Среди десятка кроликов я сразу узнал свою Труску. Светло-серая, с голубым отливом шерсть, рыжеватые подпалины на брюхе. Она тут же откликнулась на мой голос и тяжело запрыгала к порожку.
Всю дорогу я гладил ее, нежно трепал за уши. «Труска ты моя, Труска…» И она припала ко мне, сидела спокойно, пушистая, теплая. Я чувствовал, как под моей ладошкой гулко бьется ее маленькое кроличье сердце…
Настала поздняя осень сорок пятого. Мы готовились уезжать. И тут отец завел разговор о жарком из крольчатины. Я ударился в слезы. Я кричал: «Не дам… Они мои… Я их сам выкормил!»
Отец растерялся, мать поддержала меня.
И вот в последний раз мы пошли с ней на здешний рынок. В больших плетеных корзинах мы принесли четырех моих кроликов.
Тут же, на рынке, мать добавила немного своих денег и купила мне пальто. Из диагонали защитного цвета, как солдатский бушлат.
Это было мое первое в жизни пальто.
ОСЕННИЕ ГРОЗДЬЯ
Бродишь по лесу, опаленному осенью. Гремишь опавшей листвой, высматриваешь поздние грибы. Взгляды все время вниз, под ноги. И вдруг, вроде светлее стало, ярче засверкал палый лист, словно тончайшие обрезки меди, латуни и бронзы. Поднимешь голову — перед тобой, вся в тяжелых гроздьях, холодным костром полыхает рябина.
Не удержался я как-то, наломал охапку и принес домой. Поначалу не знал, что делать с гроздьями. А бросить жалко. Взял и развесил на бечевке над окном снаружи.
Сережка привязался ко мне: зачем да зачем это? Я ничего не ответил ему. Я еще сам не знал…
Всю зиму висела рябина. Листья свернулись, стали ржавыми, ягоды пожухли и потемнели. Ветер раскачивал гроздья. Они терлись о стекло. По вечерам в тишине казалось: кто-то царапает в окно, попискивает жалобно.
— Убрал бы ты их, — сказала мне жена. — Жутко в темноте…
Я и тут не нашелся, что ей ответить, промолчал.

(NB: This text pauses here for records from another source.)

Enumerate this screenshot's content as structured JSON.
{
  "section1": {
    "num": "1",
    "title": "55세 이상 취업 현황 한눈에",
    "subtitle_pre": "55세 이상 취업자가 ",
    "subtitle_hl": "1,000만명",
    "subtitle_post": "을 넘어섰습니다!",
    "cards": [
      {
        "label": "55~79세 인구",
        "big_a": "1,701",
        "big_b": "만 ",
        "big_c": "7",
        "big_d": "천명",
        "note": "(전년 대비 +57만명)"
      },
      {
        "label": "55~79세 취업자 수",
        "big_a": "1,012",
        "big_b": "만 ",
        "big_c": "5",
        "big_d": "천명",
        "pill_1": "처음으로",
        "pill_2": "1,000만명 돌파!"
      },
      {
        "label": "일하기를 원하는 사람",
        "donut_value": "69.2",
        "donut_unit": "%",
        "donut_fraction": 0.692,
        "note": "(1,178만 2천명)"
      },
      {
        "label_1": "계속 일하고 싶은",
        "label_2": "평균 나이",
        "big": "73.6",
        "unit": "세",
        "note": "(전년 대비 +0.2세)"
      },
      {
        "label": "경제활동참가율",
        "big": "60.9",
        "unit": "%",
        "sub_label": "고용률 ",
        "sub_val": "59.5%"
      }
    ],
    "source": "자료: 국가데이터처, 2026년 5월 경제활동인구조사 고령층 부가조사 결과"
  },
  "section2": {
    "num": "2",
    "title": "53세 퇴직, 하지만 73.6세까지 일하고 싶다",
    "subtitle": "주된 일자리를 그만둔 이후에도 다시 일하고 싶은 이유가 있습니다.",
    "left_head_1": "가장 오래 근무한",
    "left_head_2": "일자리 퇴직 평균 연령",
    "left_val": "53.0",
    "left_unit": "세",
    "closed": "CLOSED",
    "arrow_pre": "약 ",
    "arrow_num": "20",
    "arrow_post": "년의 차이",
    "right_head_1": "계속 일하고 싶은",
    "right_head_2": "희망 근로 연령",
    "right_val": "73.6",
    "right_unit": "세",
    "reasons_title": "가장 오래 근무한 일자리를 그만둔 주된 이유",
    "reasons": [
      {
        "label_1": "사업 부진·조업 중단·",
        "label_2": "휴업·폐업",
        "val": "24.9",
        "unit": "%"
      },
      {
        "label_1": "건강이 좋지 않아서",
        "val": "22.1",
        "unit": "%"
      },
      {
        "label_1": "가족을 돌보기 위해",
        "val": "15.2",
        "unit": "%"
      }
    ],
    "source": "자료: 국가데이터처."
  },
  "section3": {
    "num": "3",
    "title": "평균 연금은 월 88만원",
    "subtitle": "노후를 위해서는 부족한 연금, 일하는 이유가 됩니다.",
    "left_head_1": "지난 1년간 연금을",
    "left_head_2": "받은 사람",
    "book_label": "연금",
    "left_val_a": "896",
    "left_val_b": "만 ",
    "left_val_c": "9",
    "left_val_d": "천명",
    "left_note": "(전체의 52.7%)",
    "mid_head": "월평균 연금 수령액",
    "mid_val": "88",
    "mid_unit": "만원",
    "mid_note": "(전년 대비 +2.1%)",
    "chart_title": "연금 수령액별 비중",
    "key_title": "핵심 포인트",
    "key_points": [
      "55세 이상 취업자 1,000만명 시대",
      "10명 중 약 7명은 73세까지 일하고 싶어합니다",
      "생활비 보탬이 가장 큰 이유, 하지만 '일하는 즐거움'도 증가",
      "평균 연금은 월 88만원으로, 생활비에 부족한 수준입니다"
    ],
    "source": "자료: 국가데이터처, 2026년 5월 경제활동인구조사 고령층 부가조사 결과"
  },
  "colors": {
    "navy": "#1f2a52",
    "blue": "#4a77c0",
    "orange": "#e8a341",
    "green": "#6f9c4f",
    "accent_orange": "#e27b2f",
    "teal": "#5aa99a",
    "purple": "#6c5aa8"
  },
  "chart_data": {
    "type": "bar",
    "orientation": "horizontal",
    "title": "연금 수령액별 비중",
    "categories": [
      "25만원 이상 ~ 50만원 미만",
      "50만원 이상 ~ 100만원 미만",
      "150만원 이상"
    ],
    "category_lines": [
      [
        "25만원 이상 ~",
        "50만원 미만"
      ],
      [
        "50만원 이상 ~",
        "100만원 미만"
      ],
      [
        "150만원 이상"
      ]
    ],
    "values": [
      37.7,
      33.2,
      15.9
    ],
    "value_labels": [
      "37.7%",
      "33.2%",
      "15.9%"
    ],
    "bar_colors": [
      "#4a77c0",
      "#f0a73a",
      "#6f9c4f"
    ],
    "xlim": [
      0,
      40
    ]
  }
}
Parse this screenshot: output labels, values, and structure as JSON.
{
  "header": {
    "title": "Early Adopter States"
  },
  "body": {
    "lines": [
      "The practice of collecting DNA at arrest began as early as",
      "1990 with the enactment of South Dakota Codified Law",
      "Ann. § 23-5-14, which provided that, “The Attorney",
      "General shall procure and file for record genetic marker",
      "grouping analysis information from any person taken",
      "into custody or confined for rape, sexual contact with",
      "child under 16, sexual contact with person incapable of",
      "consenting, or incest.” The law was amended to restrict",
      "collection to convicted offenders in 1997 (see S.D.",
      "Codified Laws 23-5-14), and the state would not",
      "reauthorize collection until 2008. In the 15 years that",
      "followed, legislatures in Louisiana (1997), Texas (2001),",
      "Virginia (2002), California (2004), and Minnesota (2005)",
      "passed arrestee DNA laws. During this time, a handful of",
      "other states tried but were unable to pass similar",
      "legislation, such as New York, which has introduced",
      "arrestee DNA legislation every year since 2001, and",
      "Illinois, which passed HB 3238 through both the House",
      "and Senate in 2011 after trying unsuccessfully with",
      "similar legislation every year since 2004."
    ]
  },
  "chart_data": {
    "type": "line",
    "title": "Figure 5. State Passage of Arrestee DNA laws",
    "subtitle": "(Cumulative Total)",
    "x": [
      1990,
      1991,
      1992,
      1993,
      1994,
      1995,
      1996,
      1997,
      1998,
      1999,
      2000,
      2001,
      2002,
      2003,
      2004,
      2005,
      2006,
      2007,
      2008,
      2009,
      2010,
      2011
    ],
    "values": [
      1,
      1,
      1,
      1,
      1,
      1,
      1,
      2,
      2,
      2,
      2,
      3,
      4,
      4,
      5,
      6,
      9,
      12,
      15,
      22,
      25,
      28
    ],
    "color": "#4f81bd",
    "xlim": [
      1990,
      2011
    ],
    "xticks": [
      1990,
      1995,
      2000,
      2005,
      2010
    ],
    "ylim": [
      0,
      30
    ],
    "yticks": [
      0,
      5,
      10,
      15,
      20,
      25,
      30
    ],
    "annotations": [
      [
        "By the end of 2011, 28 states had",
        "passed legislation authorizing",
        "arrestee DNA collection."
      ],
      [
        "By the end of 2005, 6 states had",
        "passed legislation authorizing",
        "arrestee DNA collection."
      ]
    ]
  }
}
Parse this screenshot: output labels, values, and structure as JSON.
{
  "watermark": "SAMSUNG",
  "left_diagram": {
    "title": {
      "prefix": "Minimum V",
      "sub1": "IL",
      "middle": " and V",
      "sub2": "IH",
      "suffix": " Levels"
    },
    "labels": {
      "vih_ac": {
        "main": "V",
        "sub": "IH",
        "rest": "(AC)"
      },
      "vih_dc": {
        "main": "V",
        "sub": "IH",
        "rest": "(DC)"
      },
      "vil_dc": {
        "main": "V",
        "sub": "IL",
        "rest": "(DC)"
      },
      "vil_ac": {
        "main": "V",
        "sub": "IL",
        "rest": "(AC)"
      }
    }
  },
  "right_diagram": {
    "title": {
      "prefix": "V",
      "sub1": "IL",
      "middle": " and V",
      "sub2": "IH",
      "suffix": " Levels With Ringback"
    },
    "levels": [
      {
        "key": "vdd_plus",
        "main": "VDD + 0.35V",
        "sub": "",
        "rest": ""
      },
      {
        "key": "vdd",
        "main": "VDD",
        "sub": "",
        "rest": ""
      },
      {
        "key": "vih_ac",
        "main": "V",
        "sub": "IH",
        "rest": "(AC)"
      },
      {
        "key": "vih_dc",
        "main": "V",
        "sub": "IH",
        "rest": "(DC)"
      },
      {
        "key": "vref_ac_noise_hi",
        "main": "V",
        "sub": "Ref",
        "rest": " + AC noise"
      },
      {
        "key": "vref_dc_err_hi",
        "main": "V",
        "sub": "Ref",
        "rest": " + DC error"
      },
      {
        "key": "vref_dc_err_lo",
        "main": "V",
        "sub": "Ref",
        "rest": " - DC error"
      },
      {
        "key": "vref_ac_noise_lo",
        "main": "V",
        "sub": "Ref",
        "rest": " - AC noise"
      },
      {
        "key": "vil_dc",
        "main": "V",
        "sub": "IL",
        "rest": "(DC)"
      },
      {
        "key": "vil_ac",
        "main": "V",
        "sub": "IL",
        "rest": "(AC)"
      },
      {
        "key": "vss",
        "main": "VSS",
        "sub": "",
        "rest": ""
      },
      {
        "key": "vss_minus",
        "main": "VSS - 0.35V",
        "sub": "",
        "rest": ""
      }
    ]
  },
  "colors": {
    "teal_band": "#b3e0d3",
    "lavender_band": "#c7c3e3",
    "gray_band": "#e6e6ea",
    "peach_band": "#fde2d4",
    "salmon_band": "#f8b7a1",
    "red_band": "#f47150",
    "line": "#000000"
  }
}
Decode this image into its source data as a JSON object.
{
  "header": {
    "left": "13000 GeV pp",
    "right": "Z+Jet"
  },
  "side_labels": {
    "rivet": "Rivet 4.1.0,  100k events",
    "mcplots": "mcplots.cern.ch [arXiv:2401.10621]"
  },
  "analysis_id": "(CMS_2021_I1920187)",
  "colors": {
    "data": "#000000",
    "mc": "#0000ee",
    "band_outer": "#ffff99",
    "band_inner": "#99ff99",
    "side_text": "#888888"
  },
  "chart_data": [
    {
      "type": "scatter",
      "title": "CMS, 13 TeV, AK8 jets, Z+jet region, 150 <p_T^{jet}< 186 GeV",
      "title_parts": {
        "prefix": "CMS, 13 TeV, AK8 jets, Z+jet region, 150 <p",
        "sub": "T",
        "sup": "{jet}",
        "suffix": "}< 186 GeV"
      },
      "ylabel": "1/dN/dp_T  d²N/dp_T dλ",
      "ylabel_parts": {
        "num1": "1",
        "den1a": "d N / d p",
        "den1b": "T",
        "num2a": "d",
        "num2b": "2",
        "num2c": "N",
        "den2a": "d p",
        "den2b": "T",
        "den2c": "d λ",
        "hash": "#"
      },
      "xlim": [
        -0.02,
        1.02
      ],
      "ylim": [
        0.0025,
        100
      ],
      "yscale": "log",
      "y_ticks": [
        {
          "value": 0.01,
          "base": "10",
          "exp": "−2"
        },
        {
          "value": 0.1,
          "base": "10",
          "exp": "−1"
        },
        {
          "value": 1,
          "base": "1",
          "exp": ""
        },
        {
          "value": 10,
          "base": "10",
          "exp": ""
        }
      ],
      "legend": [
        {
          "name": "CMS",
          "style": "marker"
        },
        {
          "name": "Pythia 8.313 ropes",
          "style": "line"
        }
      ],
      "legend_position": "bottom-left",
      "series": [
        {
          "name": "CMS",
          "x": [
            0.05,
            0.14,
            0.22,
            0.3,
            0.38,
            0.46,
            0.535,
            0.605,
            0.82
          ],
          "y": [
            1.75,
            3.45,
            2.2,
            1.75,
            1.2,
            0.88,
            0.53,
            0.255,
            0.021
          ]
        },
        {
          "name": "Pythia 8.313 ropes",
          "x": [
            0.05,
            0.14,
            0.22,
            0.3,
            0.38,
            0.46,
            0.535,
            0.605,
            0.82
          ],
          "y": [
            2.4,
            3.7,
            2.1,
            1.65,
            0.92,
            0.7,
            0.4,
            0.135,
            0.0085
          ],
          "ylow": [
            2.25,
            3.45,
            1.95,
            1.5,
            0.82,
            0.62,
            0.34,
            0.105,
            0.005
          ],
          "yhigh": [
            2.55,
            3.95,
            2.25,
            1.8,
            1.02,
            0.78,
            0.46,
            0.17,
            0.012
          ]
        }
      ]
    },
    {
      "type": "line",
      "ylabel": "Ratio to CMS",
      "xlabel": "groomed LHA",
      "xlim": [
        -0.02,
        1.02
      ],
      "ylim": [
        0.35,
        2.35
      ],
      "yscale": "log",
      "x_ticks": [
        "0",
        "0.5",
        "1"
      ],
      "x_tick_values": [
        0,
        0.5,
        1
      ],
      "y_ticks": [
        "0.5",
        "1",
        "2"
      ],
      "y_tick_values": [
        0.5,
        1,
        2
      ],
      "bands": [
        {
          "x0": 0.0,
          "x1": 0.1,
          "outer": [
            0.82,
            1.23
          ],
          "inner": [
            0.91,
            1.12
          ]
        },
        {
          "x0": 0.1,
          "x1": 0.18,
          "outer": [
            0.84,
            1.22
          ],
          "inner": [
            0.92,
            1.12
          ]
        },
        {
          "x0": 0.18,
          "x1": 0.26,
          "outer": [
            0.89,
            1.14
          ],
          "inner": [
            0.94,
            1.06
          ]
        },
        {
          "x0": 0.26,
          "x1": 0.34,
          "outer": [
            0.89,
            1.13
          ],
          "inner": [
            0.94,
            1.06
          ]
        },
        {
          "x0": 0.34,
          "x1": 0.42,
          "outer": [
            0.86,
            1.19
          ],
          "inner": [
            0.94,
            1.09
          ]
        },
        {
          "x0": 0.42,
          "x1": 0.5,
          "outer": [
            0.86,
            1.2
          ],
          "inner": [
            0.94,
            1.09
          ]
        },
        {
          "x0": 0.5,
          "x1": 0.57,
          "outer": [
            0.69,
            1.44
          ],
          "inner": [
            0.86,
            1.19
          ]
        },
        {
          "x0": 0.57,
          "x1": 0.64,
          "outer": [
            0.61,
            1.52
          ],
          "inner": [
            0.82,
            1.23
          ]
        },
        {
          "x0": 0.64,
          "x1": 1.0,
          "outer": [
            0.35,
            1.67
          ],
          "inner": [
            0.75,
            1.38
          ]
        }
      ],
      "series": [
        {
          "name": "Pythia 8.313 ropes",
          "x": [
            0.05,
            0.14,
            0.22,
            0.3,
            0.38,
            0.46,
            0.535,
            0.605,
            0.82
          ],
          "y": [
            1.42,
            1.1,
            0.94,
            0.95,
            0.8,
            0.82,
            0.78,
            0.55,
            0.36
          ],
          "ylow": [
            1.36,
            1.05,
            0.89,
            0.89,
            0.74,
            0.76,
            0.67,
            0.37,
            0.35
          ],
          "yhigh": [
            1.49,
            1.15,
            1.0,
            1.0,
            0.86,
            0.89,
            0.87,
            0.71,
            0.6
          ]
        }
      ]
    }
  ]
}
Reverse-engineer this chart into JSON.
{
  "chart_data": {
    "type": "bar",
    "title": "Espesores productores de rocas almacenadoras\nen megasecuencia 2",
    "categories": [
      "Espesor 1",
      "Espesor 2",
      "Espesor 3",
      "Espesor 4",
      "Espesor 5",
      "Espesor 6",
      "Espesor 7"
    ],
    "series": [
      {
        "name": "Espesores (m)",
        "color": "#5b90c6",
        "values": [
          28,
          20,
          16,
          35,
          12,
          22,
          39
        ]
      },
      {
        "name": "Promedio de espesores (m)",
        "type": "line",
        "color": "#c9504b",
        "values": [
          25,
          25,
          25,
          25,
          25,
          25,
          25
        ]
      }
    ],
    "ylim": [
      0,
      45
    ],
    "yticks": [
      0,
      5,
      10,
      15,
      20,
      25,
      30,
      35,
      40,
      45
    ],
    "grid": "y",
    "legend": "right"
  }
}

А потом как-то попал на выставку детского творчества. Она гудела, бурлила и плескалась, как разбуженный солнцем апрельский поток. Маленькие художники и зрители стайками бродили по залам, толпились возле рисунков и гомонили, гомонили…
А двое долго ходили вдоль стен, обегали глазенками лист за листом. Погрустнели и пошли к выходу. Тот, что искал свои рисунки и все повторял: «Здесь нет. А может, там, дальше?» — теперь плелся сзади, опустив голову. Печально повисла в его руке шапка, и волочились тесемки по полу…
Когда я уходил с выставки, мне тоже было немножко грустно. Как будто и я не нашел чего-то своего. Весь день не покидало меня это чувство.
Ночью была полная луна. На белой стене плясали, раскачивались тени листьев. За окном шуршали, поскрипывали по стеклу сухие ветви.
Надоедает мне долгая жизнь в городе. Не люблю современные типовые дома из серого кирпича. Иногда так не хочется заходить во двор, в окружение этих одноликих, понурых домов…
А тут я почувствовал себя не в каменной коробке, а в деревне, в отцовской избе. И чудилось мне, что в стекло стучится продрогшая черемуха, скрипит у ворот на ветру ветхий шест со скворешней-дуплянкой.